Faustinopolis is located near the modern-day village of Başmakçi, on the road connecting the Cilician Gates and Tyana, at the place where the valley of the Çakıt Su meets the valley of the Kirk Geçıt Çay.1 It was a colonia (Roman colony), founded in 175/176 AD by emperor Marcus Aurelius on the location of the Cappadocian village of Halala in honour of his wife, Faustina, who died there while returning from Syria.2 In Hierocles’ Synecdemus,3 Faustinopolis is included among the cities of Cappadociae Secundae, apparently incorporated during Diocletian’s administrative reformation.

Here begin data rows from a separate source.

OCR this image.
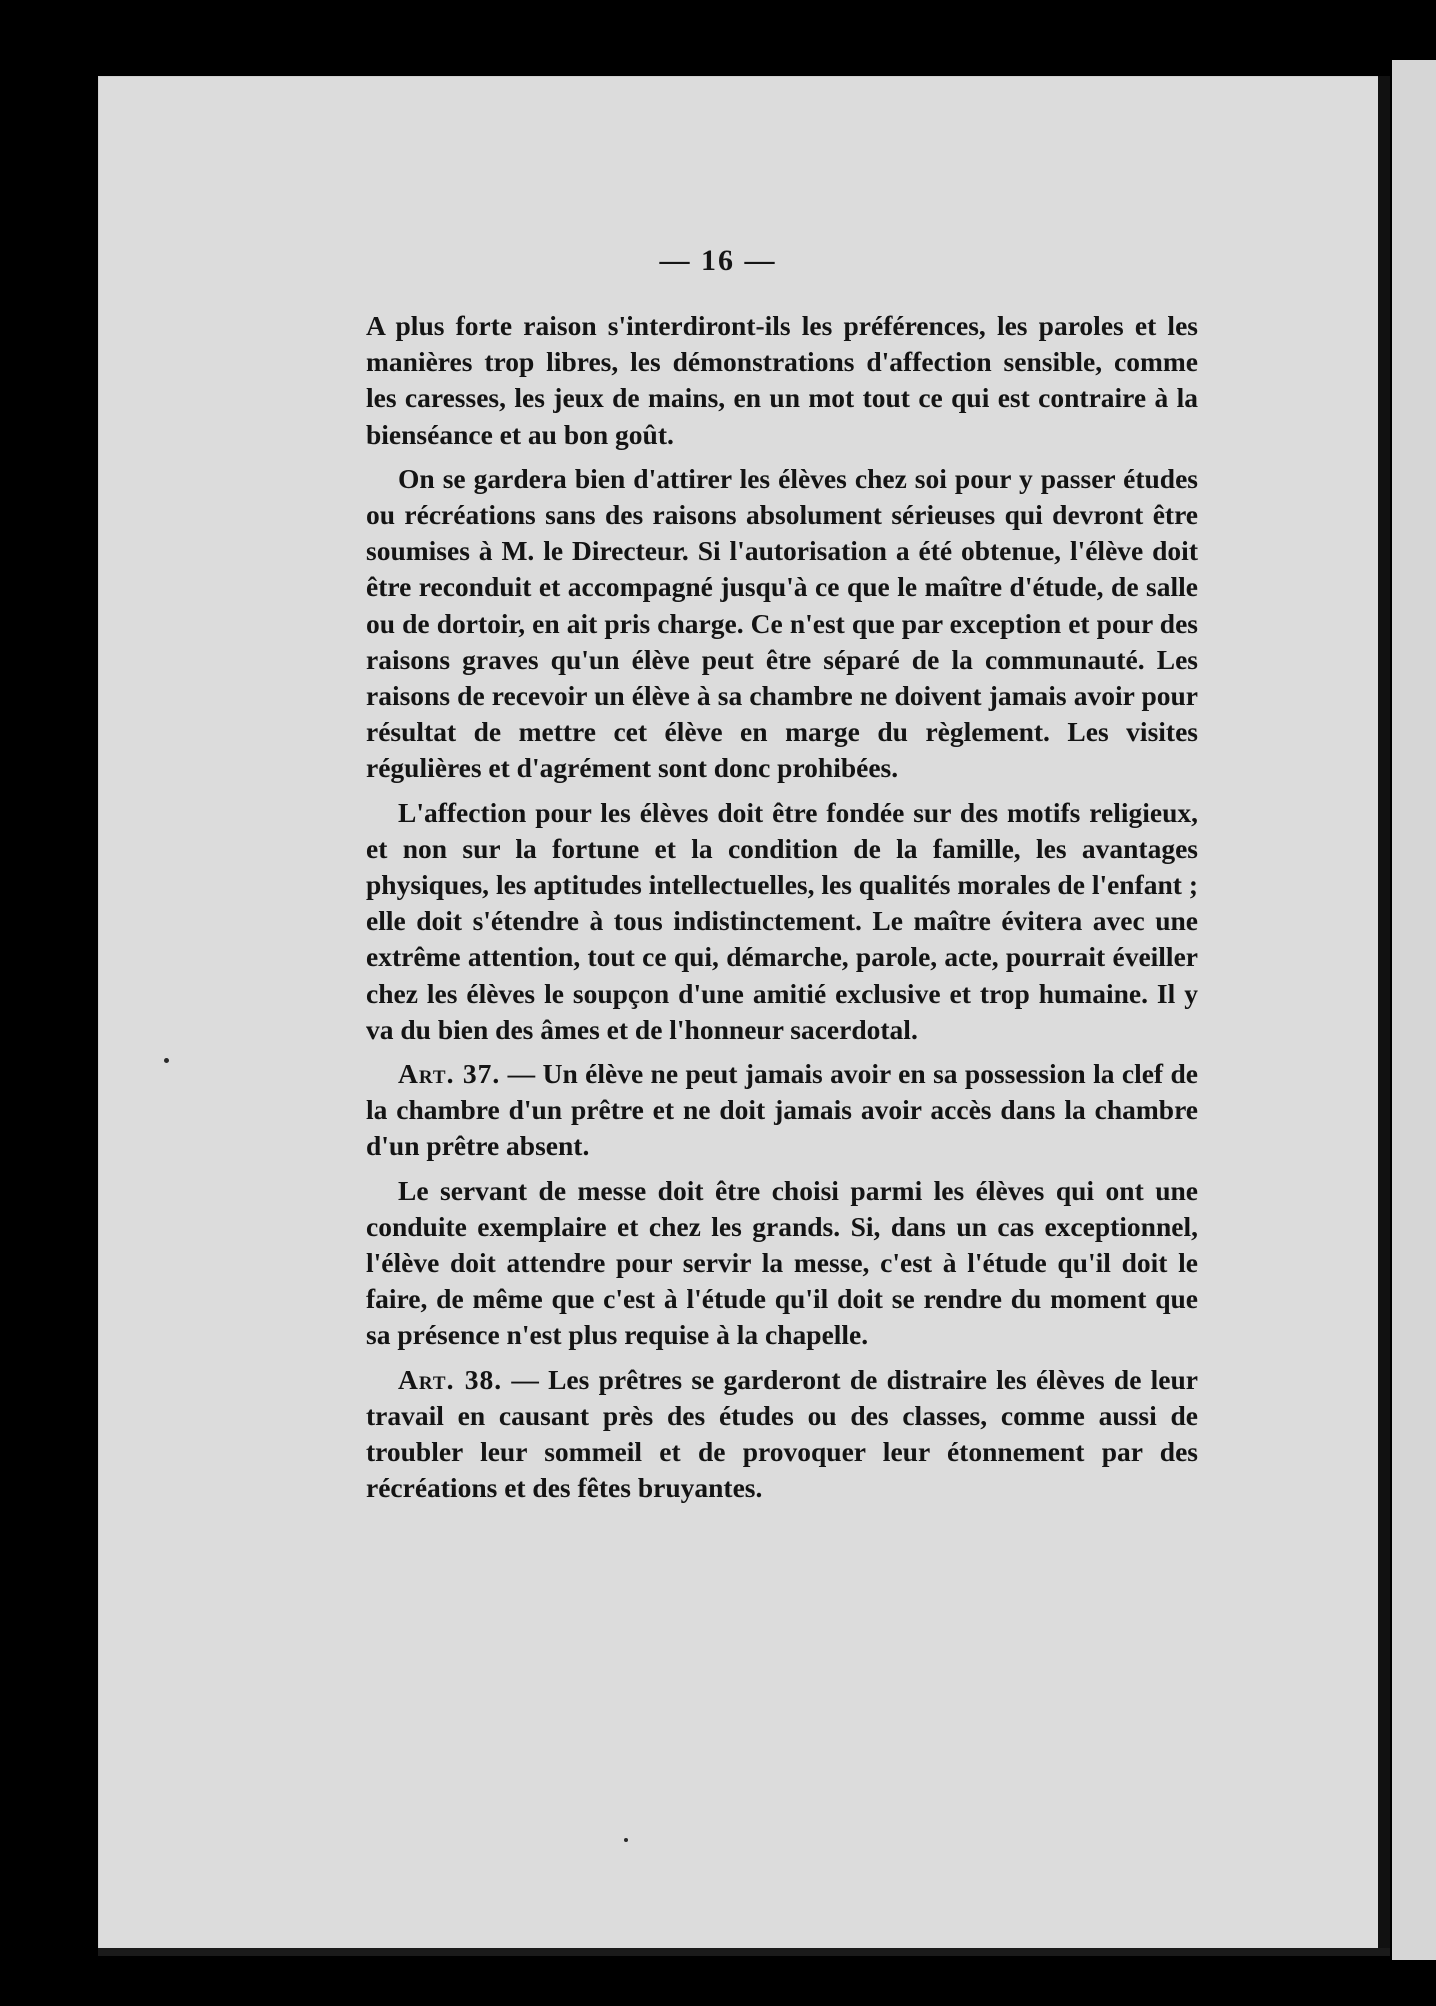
— 16 —

A plus forte raison s'interdiront-ils les préférences, les paroles et les manières trop libres, les démonstrations d'affection sensible, comme les caresses, les jeux de mains, en un mot tout ce qui est contraire à la bienséance et au bon goût.

On se gardera bien d'attirer les élèves chez soi pour y passer études ou récréations sans des raisons absolument sérieuses qui devront être soumises à M. le Directeur. Si l'autorisation a été obtenue, l'élève doit être reconduit et accompagné jusqu'à ce que le maître d'étude, de salle ou de dortoir, en ait pris charge. Ce n'est que par exception et pour des raisons graves qu'un élève peut être séparé de la communauté. Les raisons de recevoir un élève à sa chambre ne doivent jamais avoir pour résultat de mettre cet élève en marge du règlement. Les visites régulières et d'agrément sont donc prohibées.

L'affection pour les élèves doit être fondée sur des motifs religieux, et non sur la fortune et la condition de la famille, les avantages physiques, les aptitudes intellectuelles, les qualités morales de l'enfant ; elle doit s'étendre à tous indistinctement. Le maître évitera avec une extrême attention, tout ce qui, démarche, parole, acte, pourrait éveiller chez les élèves le soupçon d'une amitié exclusive et trop humaine. Il y va du bien des âmes et de l'honneur sacerdotal.

Art. 37. — Un élève ne peut jamais avoir en sa possession la clef de la chambre d'un prêtre et ne doit jamais avoir accès dans la chambre d'un prêtre absent.

Le servant de messe doit être choisi parmi les élèves qui ont une conduite exemplaire et chez les grands. Si, dans un cas exceptionnel, l'élève doit attendre pour servir la messe, c'est à l'étude qu'il doit le faire, de même que c'est à l'étude qu'il doit se rendre du moment que sa présence n'est plus requise à la chapelle.

Art. 38. — Les prêtres se garderont de distraire les élèves de leur travail en causant près des études ou des classes, comme aussi de troubler leur sommeil et de provoquer leur étonnement par des récréations et des fêtes bruyantes.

The acropolis occupied a 60-metre-high plateau with a maximum width of 400 m, at the confluence of the Kirk Geçıt Çay and one of its tributaries. The ruins of the settlement were found on level ground to the north and east of the acropolis. Roman pottery and ruins of buildings (a vaulted construction) were discovered there, whereas limestone blocks, possibly from the pedestal of a temple, were found at the northern foot of the acropolis. The cemetery of the city, or one of its cemeteries, was found on the eastern bank of the tributary of the Kirk Geçıt Çay.

According to literary sources, Marcus Aurelius built a temple in honour of Faustina. The temple was later converted into a temple of Heliogabalus, Syrian Zeus or Helios by Heliogabalus himself.4




1. Itin. Hieros. 578.2; Itin. Anton. 145.3. Several miliarii (milestones), indicating the distance between Faustinopolis and Tyana or the Cilician Gates, have been found. The findings date back to the period 218-238 AD. French, D., Roman Roads and Milestones of Asia Minor I: The Pilgrim’s Road (BAR 105, Oxford 1981), pp. 90-91, no. 60 A-C, pp. 122-123, table 11a-b, maps 2, 6.

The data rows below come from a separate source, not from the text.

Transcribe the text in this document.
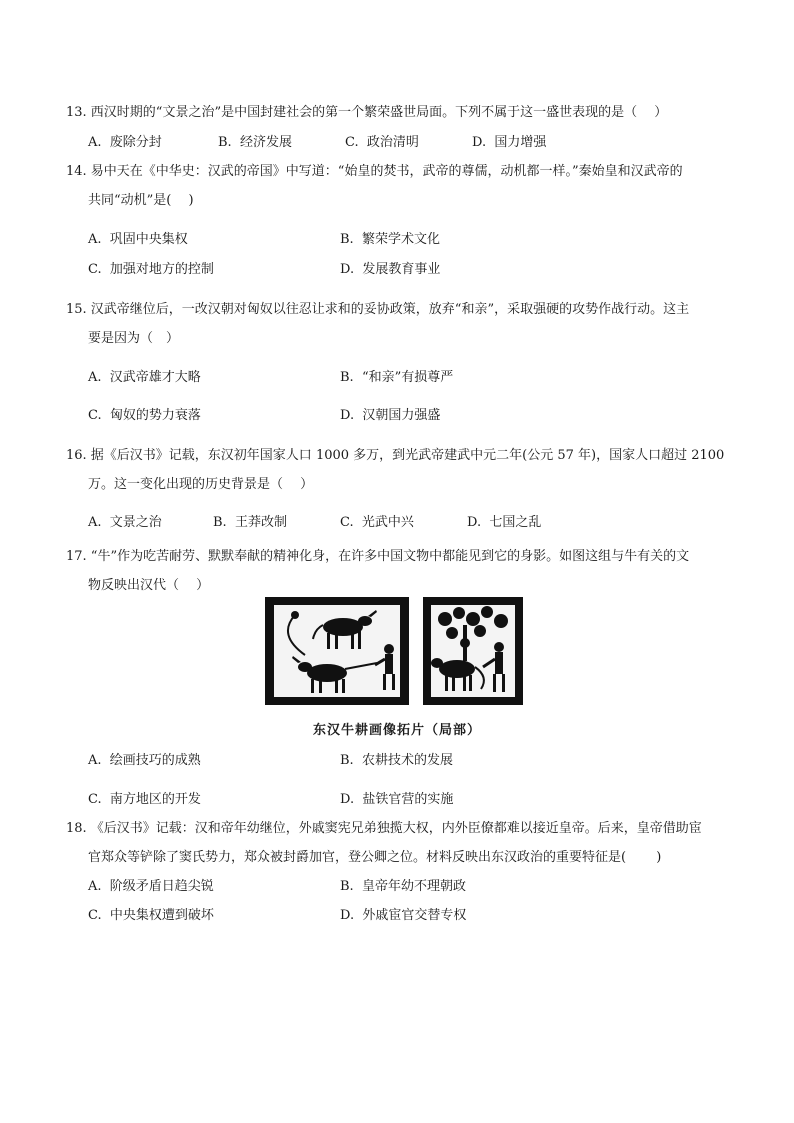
13. 西汉时期的“文景之治”是中国封建社会的第一个繁荣盛世局面。下列不属于这一盛世表现的是（　 ）
A. 废除分封	B. 经济发展	C. 政治清明	D. 国力增强
14. 易中天在《中华史：汉武的帝国》中写道：“始皇的焚书，武帝的尊儒，动机都一样。”秦始皇和汉武帝的
共同“动机”是(　 )
A. 巩固中央集权	B. 繁荣学术文化
C. 加强对地方的控制	D. 发展教育事业
15. 汉武帝继位后，一改汉朝对匈奴以往忍让求和的妥协政策，放弃“和亲”，采取强硬的攻势作战行动。这主
要是因为（　）
A. 汉武帝雄才大略	B. “和亲”有损尊严
C. 匈奴的势力衰落	D. 汉朝国力强盛
16. 据《后汉书》记载，东汉初年国家人口 1000 多万，到光武帝建武中元二年(公元 57 年)，国家人口超过 2100
万。这一变化出现的历史背景是（　 ）
A. 文景之治	B. 王莽改制	C. 光武中兴	D. 七国之乱
17. “牛”作为吃苦耐劳、默默奉献的精神化身，在许多中国文物中都能见到它的身影。如图这组与牛有关的文
物反映出汉代（　 ）
东汉牛耕画像拓片（局部）
A. 绘画技巧的成熟	B. 农耕技术的发展
C. 南方地区的开发	D. 盐铁官营的实施
18. 《后汉书》记载：汉和帝年幼继位，外戚窦宪兄弟独揽大权，内外臣僚都难以接近皇帝。后来，皇帝借助宦
官郑众等铲除了窦氏势力，郑众被封爵加官，登公卿之位。材料反映出东汉政治的重要特征是(　 　)
A. 阶级矛盾日趋尖锐	B. 皇帝年幼不理朝政
C. 中央集权遭到破坏	D. 外戚宦官交替专权
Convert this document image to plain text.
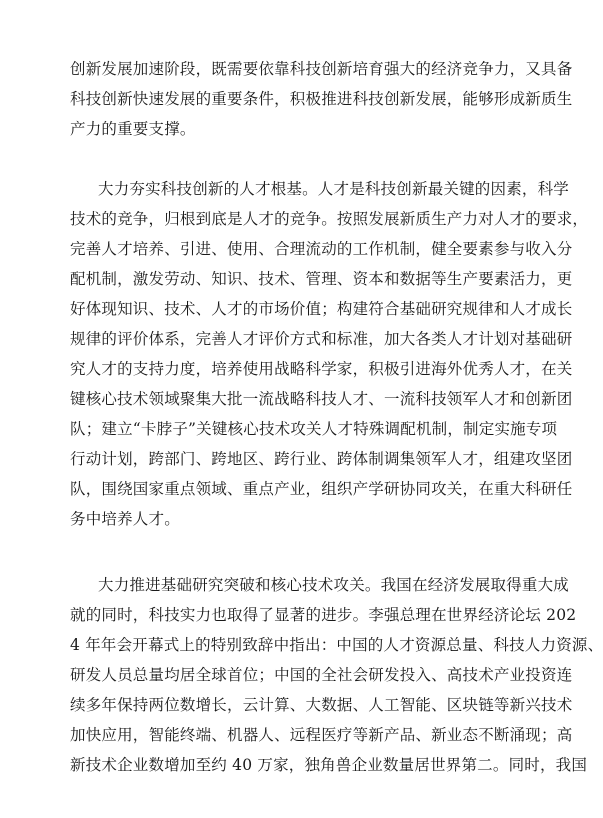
创新发展加速阶段，既需要依靠科技创新培育强大的经济竞争力，又具备
科技创新快速发展的重要条件，积极推进科技创新发展，能够形成新质生
产力的重要支撑。
大力夯实科技创新的人才根基。人才是科技创新最关键的因素，科学
技术的竞争，归根到底是人才的竞争。按照发展新质生产力对人才的要求，
完善人才培养、引进、使用、合理流动的工作机制，健全要素参与收入分
配机制，激发劳动、知识、技术、管理、资本和数据等生产要素活力，更
好体现知识、技术、人才的市场价值；构建符合基础研究规律和人才成长
规律的评价体系，完善人才评价方式和标准，加大各类人才计划对基础研
究人才的支持力度，培养使用战略科学家，积极引进海外优秀人才，在关
键核心技术领域聚集大批一流战略科技人才、一流科技领军人才和创新团
队；建立“卡脖子”关键核心技术攻关人才特殊调配机制，制定实施专项
行动计划，跨部门、跨地区、跨行业、跨体制调集领军人才，组建攻坚团
队，围绕国家重点领域、重点产业，组织产学研协同攻关，在重大科研任
务中培养人才。
大力推进基础研究突破和核心技术攻关。我国在经济发展取得重大成
就的同时，科技实力也取得了显著的进步。李强总理在世界经济论坛 202
4 年年会开幕式上的特别致辞中指出：中国的人才资源总量、科技人力资源、
研发人员总量均居全球首位；中国的全社会研发投入、高技术产业投资连
续多年保持两位数增长，云计算、大数据、人工智能、区块链等新兴技术
加快应用，智能终端、机器人、远程医疗等新产品、新业态不断涌现；高
新技术企业数增加至约 40 万家，独角兽企业数量居世界第二。同时，我国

2. SHA, Marcus Antoninus 26.4-9.

3. Hierocl., Synecd. 700.3. It was a catalogue of the cities of the eastern part of the Roman Empire per province, according to their geographical location. It was probably based on an official catalogue dating back to the mid-5th cent. AD. See Hornblower, S. – Spawforth, A. (ed.), The Oxford Classical Dictionary (Oxford 1999), p. 705.

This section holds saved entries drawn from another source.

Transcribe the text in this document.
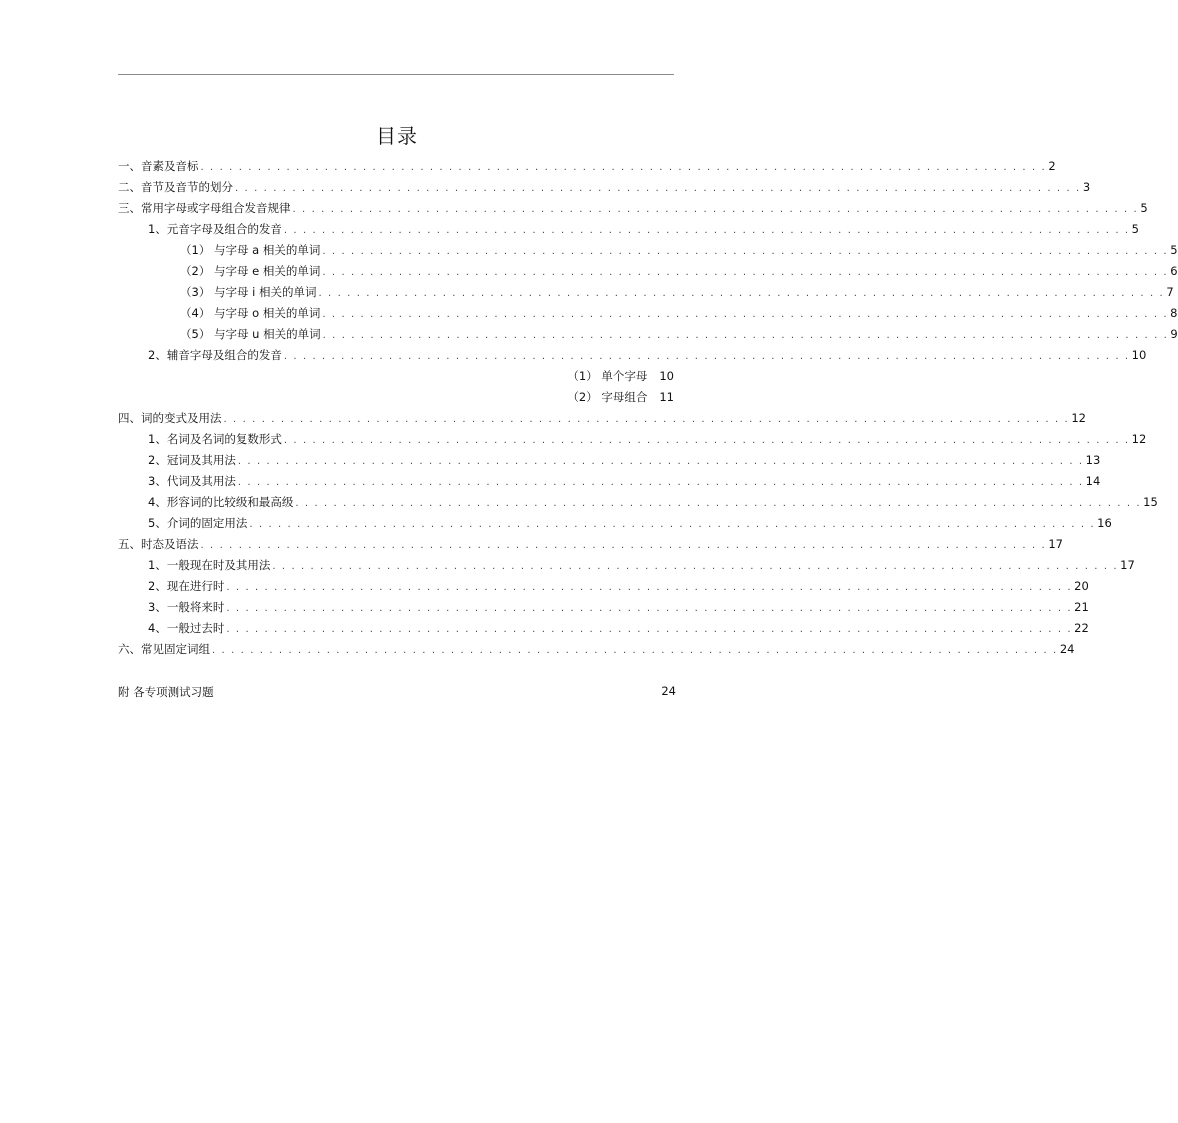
目录
一、音素及音标 . . . . . . . . . . . . . . . . . . . . . . . . . . . . . . . . . . . . . . . . . . . . . . . . . . . . . . . . . . . . . . . . . . . . . . . . . . . . . . . . . . . . . . . . . 2
二、音节及音节的划分 . . . . . . . . . . . . . . . . . . . . . . . . . . . . . . . . . . . . . . . . . . . . . . . . . . . . . . . . . . . . . . . . . . . . . . . . . . . . . . . . . . . . . . . . . 3
三、常用字母或字母组合发音规律 . . . . . . . . . . . . . . . . . . . . . . . . . . . . . . . . . . . . . . . . . . . . . . . . . . . . . . . . . . . . . . . . . . . . . . . . . . . . . . . . . . . . . . . . . 5
1、元音字母及组合的发音 . . . . . . . . . . . . . . . . . . . . . . . . . . . . . . . . . . . . . . . . . . . . . . . . . . . . . . . . . . . . . . . . . . . . . . . . . . . . . . . . . . . . . . . . . 5
（1） 与字母 a 相关的单词 . . . . . . . . . . . . . . . . . . . . . . . . . . . . . . . . . . . . . . . . . . . . . . . . . . . . . . . . . . . . . . . . . . . . . . . . . . . . . . . . . . . . . . . . . 5
（2） 与字母 e 相关的单词 . . . . . . . . . . . . . . . . . . . . . . . . . . . . . . . . . . . . . . . . . . . . . . . . . . . . . . . . . . . . . . . . . . . . . . . . . . . . . . . . . . . . . . . . . 6
（3） 与字母 i 相关的单词 . . . . . . . . . . . . . . . . . . . . . . . . . . . . . . . . . . . . . . . . . . . . . . . . . . . . . . . . . . . . . . . . . . . . . . . . . . . . . . . . . . . . . . . . . 7
（4） 与字母 o 相关的单词 . . . . . . . . . . . . . . . . . . . . . . . . . . . . . . . . . . . . . . . . . . . . . . . . . . . . . . . . . . . . . . . . . . . . . . . . . . . . . . . . . . . . . . . . . 8
（5） 与字母 u 相关的单词 . . . . . . . . . . . . . . . . . . . . . . . . . . . . . . . . . . . . . . . . . . . . . . . . . . . . . . . . . . . . . . . . . . . . . . . . . . . . . . . . . . . . . . . . . 9
2、辅音字母及组合的发音 . . . . . . . . . . . . . . . . . . . . . . . . . . . . . . . . . . . . . . . . . . . . . . . . . . . . . . . . . . . . . . . . . . . . . . . . . . . . . . . . . . . . . . . . . 10
（1） 单个字母 10
（2） 字母组合 11
四、词的变式及用法 . . . . . . . . . . . . . . . . . . . . . . . . . . . . . . . . . . . . . . . . . . . . . . . . . . . . . . . . . . . . . . . . . . . . . . . . . . . . . . . . . . . . . . . . . 12
1、名词及名词的复数形式 . . . . . . . . . . . . . . . . . . . . . . . . . . . . . . . . . . . . . . . . . . . . . . . . . . . . . . . . . . . . . . . . . . . . . . . . . . . . . . . . . . . . . . . . . 12
2、冠词及其用法 . . . . . . . . . . . . . . . . . . . . . . . . . . . . . . . . . . . . . . . . . . . . . . . . . . . . . . . . . . . . . . . . . . . . . . . . . . . . . . . . . . . . . . . . . 13
3、代词及其用法 . . . . . . . . . . . . . . . . . . . . . . . . . . . . . . . . . . . . . . . . . . . . . . . . . . . . . . . . . . . . . . . . . . . . . . . . . . . . . . . . . . . . . . . . . 14
4、形容词的比较级和最高级 . . . . . . . . . . . . . . . . . . . . . . . . . . . . . . . . . . . . . . . . . . . . . . . . . . . . . . . . . . . . . . . . . . . . . . . . . . . . . . . . . . . . . . . . . 15
5、介词的固定用法 . . . . . . . . . . . . . . . . . . . . . . . . . . . . . . . . . . . . . . . . . . . . . . . . . . . . . . . . . . . . . . . . . . . . . . . . . . . . . . . . . . . . . . . . . 16
五、时态及语法 . . . . . . . . . . . . . . . . . . . . . . . . . . . . . . . . . . . . . . . . . . . . . . . . . . . . . . . . . . . . . . . . . . . . . . . . . . . . . . . . . . . . . . . . . 17
1、一般现在时及其用法 . . . . . . . . . . . . . . . . . . . . . . . . . . . . . . . . . . . . . . . . . . . . . . . . . . . . . . . . . . . . . . . . . . . . . . . . . . . . . . . . . . . . . . . . . 17
2、现在进行时 . . . . . . . . . . . . . . . . . . . . . . . . . . . . . . . . . . . . . . . . . . . . . . . . . . . . . . . . . . . . . . . . . . . . . . . . . . . . . . . . . . . . . . . . . 20
3、一般将来时 . . . . . . . . . . . . . . . . . . . . . . . . . . . . . . . . . . . . . . . . . . . . . . . . . . . . . . . . . . . . . . . . . . . . . . . . . . . . . . . . . . . . . . . . . 21
4、一般过去时 . . . . . . . . . . . . . . . . . . . . . . . . . . . . . . . . . . . . . . . . . . . . . . . . . . . . . . . . . . . . . . . . . . . . . . . . . . . . . . . . . . . . . . . . . 22
六、常见固定词组 . . . . . . . . . . . . . . . . . . . . . . . . . . . . . . . . . . . . . . . . . . . . . . . . . . . . . . . . . . . . . . . . . . . . . . . . . . . . . . . . . . . . . . . . . 24
附 各专项测试习题	24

4. SHA, Marcus Antoninus 26.9, Caracal. 11.7, Heliogab. 1.5; Mattingly, H., “The Consecration of Faustina the Elder and the Daughter”, HThR 41 (1948), pp. 147-151; Winter, E., Staatliche Baupolitik und Baufürsorge in den römischen Provinzen der kaiserzeitlichen Kleinasien (Asia Minor Studies 20, Bonn 1996), p. 116.